DecisionTreeClassifier
-------------------
Scoring Metric:  roc_auc
Scores:  [0.55436244 0.5559     0.55604507]
Mean Score:  0.56

RandomForestClassifier
-------------------
Scoring Metric:  roc_auc
Scores:  [0.64513755 0.64566076 0.64448238]
Mean Score:  0.65

KNeighborsClassifier
-------------------
Scoring Metric:  roc_auc
Scores:  [0.71843994 0.7135111  0.70972577]
Mean Score:  0.71

SGDClassifier
-------------------
Scoring Metric:  roc_auc
Scores:  [0.63682229 0.58291512 0.55214536]
Mean Score:  0.59



K-Neighbors gave the best score so far. 

## 5. Resampling

I tried to resample (under-resampling) the dataset to make use of accuracy as a performance metric.  Excess data in the No-show = "No" class was eliminated until the two classes are split 50/50.

In [143]:
data_clean_yes = data_clean[data_clean['Labels']==1]
data_clean_no = data_clean[data_clean['Labels']==0].sample(yes) # yes/no amounts were calculated in section 1
data_clean_5050 = pd.concat([data_clean_yes,data_clean_no])
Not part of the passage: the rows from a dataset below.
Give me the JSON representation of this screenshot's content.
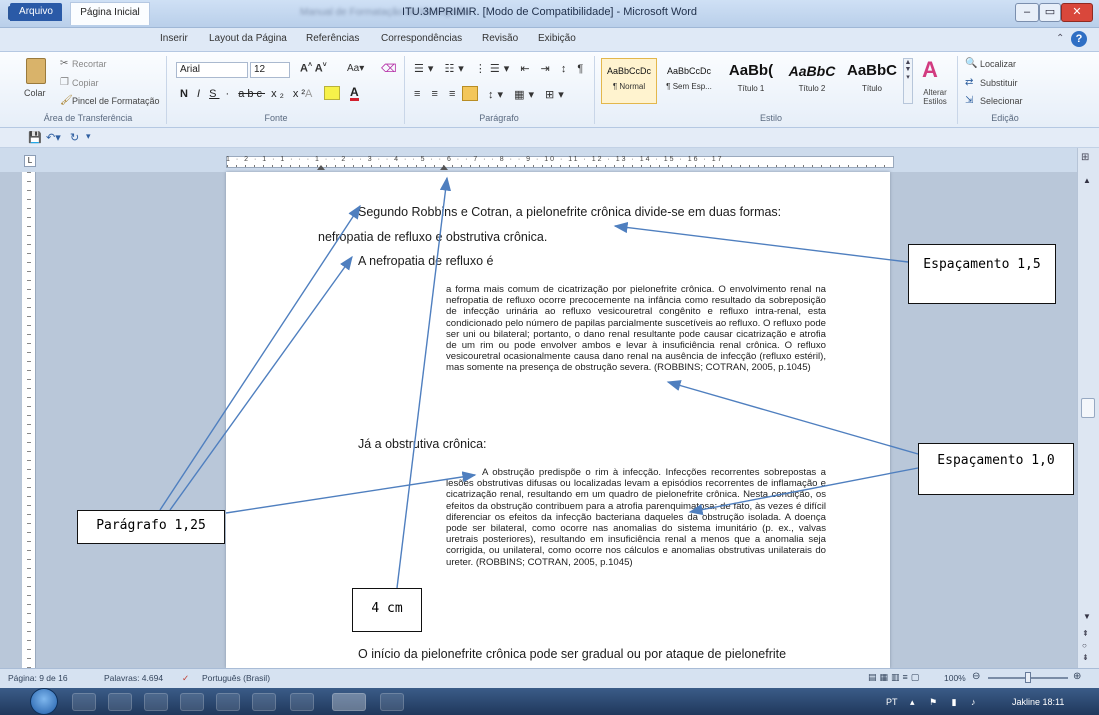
{
  "window": {
    "title": "ITU.3MPRIMIR. [Modo de Compatibilidade] - Microsoft Word",
    "title_blur_left": "Manual de Formatação de Monografia",
    "controls": [
      "–",
      "▭",
      "✕"
    ]
  },
  "tabs": [
    "Arquivo",
    "Página Inicial",
    "Inserir",
    "Layout da Página",
    "Referências",
    "Correspondências",
    "Revisão",
    "Exibição"
  ],
  "ribbon": {
    "clipboard": {
      "paste": "Colar",
      "cut": "Recortar",
      "copy": "Copiar",
      "format_painter": "Pincel de Formatação",
      "label": "Área de Transferência"
    },
    "font": {
      "name": "Arial",
      "size": "12",
      "label": "Fonte"
    },
    "paragraph": {
      "label": "Parágrafo"
    },
    "styles": {
      "items": [
        {
          "preview": "AaBbCcDc",
          "name": "¶ Normal"
        },
        {
          "preview": "AaBbCcDc",
          "name": "¶ Sem Esp..."
        },
        {
          "preview": "AaBb(",
          "name": "Título 1"
        },
        {
          "preview": "AaBbC",
          "name": "Título 2"
        },
        {
          "preview": "AaBbC",
          "name": "Título"
        }
      ],
      "change": "Alterar Estilos",
      "label": "Estilo"
    },
    "editing": {
      "find": "Localizar",
      "replace": "Substituir",
      "select": "Selecionar",
      "label": "Edição"
    }
  },
  "ruler_numbers": "1 · 2 · 1 · 1 · · · 1 · · 2 · · 3 · · 4 · · 5 · · 6 · · 7 · · 8 · · 9 · 10 · 11 · 12 · 13 · 14 · 15 · 16 · 17",
  "document": {
    "p1_line1": "Segundo Robbins e Cotran, a pielonefrite crônica divide-se em duas formas:",
    "p1_line2": "nefropatia de refluxo e obstrutiva crônica.",
    "p2": "A nefropatia de refluxo é",
    "quote1": "a forma mais comum de cicatrização por pielonefrite crônica. O envolvimento renal na nefropatia de refluxo ocorre precocemente na infância como resultado da sobreposição de infecção urinária ao refluxo vesicouretral congênito e refluxo intra-renal, esta condicionado pelo número de papilas parcialmente suscetíveis ao refluxo. O refluxo pode ser uni ou bilateral; portanto, o dano renal resultante pode causar cicatrização e atrofia de um rim ou pode envolver ambos e levar à insuficiência renal crônica. O refluxo vesicouretral ocasionalmente causa dano renal na ausência de infecção (refluxo estéril), mas somente na presença de obstrução severa. (ROBBINS; COTRAN, 2005, p.1045)",
    "p3": "Já a obstrutiva crônica:",
    "quote2": "A obstrução predispõe o rim à infecção. Infecções recorrentes sobrepostas a lesões obstrutivas difusas ou localizadas levam a episódios recorrentes de inflamação e cicatrização renal, resultando em um quadro de pielonefrite crônica. Nesta condição, os efeitos da obstrução contribuem para a atrofia parenquimatosa; de fato, às vezes é difícil diferenciar os efeitos da infecção bacteriana daqueles da obstrução isolada. A doença pode ser bilateral, como ocorre nas anomalias do sistema imunitário (p. ex., valvas uretrais posteriores), resultando em insuficiência renal a menos que a anomalia seja corrigida, ou unilateral, como ocorre nos cálculos e anomalias obstrutivas unilaterais do ureter. (ROBBINS; COTRAN, 2005, p.1045)",
    "p4": "O início da pielonefrite crônica pode ser gradual ou por ataque de pielonefrite"
  },
  "annotations": {
    "spacing_15": "Espaçamento 1,5",
    "spacing_10": "Espaçamento 1,0",
    "paragraph_125": "Parágrafo 1,25",
    "four_cm": "4 cm"
  },
  "status": {
    "page": "Página: 9 de 16",
    "words": "Palavras: 4.694",
    "language": "Português (Brasil)",
    "zoom": "100%"
  },
  "taskbar": {
    "lang": "PT",
    "clock": "Jakline 18:11"
  }
}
Prepare data and test several classifiers on training data as was done before, but looking at accuracy...

In [144]:
train_features5050,test_features5050,train_labels5050,test_labels5050 = data_prepare(data_clean_5050,0.3)

31246 train + 13392 test


In [145]:
testClassifiers(train_features5050,train_labels5050,'accuracy')

LogisticRegression
-------------------
Scoring Metric:  accuracy
Scores:  [0.63786482 0.63139702 0.63264522]
Mean Score:  0.63

DecisionTreeClassifier
-------------------
Scoring Metric:  accuracy
Scores:  [0.60243856 0.60758521 0.60480077]
Mean Score:  0.6

RandomForestClassifier
-------------------
Scoring Metric:  accuracy
Scores:  [0.61443932 0.6131541  0.61641863]
Mean Score:  0.61

KNeighborsClassifier
-------------------
Scoring Metric:  accuracy
Scores:  [0.66042627 0.64896783 0.65472876]
Mean Score:  0.65

SGDClassifier
-------------------
Scoring Metric:  accuracy
Scores:  [0.62461598 0.61325012 0.61757081]
Mean Score:  0.62



Once again, KNN performed the best.  

Next, tuning hyperpameters of KNN?  Or going back and looking more closely at importance of different features.